Ruskin's Gardens

This is a great time of year to visit gardens of all types. They are at their peak with plump fruit and colourful flowers but you can also start to see signs that summer is nearing its end. With this in mind, on a fine afternoon at the start of the bank holiday weekend, we visited Ruskin's gardens at Brantwood, his house overlooking Coniston Water.

The gardens are large and on this occasion we only explored part of them. We started with the Zig-Zaggy Garden which follows a fairly steep path up the hill, punctuated by small terraces. Ruskin's design of this part of the garden was inspired by Dante's Divine Comedy - the zig-zag path represents the soul's journey through Purgatory and its ascent to Paradise, with each terrace representing one of the seven deadly sins.

We followed the path through the Painters Glade and paused to enjoy the fine views across the lake. Then we descended through the Professor's Garden, where Ruskin spent much of his time growing unusual ornamental and edible plants. From here we dropped down to the house.

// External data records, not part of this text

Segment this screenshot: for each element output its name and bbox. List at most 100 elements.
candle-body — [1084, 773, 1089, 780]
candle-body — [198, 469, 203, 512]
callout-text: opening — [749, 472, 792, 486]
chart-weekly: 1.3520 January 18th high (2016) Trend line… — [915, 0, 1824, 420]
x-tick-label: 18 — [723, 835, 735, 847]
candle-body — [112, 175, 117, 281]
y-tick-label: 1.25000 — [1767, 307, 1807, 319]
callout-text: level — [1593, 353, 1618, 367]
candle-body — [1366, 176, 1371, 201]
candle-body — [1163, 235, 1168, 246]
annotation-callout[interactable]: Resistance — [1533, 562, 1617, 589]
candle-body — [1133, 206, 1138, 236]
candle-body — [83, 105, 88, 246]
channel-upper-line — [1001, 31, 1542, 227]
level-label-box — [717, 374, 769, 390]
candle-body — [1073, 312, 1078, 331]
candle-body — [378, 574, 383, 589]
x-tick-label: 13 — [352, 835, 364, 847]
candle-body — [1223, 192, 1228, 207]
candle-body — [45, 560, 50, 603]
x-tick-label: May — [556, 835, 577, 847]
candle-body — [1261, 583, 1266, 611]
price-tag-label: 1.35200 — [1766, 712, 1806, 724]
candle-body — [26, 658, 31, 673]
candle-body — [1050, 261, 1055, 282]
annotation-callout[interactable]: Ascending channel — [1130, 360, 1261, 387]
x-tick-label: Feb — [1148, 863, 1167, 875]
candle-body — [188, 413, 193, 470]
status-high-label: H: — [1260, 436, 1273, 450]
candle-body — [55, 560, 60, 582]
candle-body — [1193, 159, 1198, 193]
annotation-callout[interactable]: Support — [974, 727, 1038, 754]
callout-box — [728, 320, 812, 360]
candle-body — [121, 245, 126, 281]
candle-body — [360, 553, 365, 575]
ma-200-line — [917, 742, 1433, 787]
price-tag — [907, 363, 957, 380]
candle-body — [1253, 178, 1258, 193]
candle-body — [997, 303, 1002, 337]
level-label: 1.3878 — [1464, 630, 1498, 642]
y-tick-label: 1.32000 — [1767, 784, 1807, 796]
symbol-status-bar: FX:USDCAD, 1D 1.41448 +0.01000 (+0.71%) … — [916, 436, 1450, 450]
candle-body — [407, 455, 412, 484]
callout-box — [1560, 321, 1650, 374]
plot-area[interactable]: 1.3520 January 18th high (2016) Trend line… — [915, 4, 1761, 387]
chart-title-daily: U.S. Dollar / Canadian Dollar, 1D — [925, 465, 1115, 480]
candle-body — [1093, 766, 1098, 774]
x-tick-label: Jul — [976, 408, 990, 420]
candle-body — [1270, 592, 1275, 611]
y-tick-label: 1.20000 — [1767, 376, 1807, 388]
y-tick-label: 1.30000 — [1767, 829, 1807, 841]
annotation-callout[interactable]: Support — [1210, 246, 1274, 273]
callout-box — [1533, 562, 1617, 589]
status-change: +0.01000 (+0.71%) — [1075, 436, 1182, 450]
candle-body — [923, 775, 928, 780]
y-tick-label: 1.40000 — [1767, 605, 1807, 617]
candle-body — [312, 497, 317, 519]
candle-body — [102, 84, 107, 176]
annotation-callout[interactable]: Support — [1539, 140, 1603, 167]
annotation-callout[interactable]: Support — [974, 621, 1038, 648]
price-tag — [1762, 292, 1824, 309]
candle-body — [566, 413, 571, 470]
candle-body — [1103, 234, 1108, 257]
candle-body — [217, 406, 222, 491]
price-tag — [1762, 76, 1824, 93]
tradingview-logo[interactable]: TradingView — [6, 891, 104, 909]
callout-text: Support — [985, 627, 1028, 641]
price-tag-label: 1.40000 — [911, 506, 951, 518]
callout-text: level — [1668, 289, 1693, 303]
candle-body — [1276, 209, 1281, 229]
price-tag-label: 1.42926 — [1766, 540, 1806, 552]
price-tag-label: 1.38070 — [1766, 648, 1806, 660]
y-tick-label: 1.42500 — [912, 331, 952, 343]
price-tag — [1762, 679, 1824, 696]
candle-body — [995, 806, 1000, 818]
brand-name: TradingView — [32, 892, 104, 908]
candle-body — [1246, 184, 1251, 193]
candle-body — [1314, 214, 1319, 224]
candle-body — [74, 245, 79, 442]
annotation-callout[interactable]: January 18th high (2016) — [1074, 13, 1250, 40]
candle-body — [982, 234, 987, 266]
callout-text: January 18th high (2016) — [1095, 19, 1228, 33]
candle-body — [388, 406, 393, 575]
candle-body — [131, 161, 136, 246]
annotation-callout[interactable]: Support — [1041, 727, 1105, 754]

We were especially struck by the wide range of ferns throughout the garden. Ruskin lived at Brantwood at the height of the Victorian craze for ferns - pteridomania - and a previous resident at Brantwood was W J Linton who went on to publish the definitive reference and best-seller, The Ferns of the English Lake Country in 1865. So it is little wonder that ferns are important in the gardens and there is even a dedicated Fern Garden which we will visit another day.

After a quick look around the interior of the house we strolled through the Lower Gardens to the jetty and the calm waters of the lake.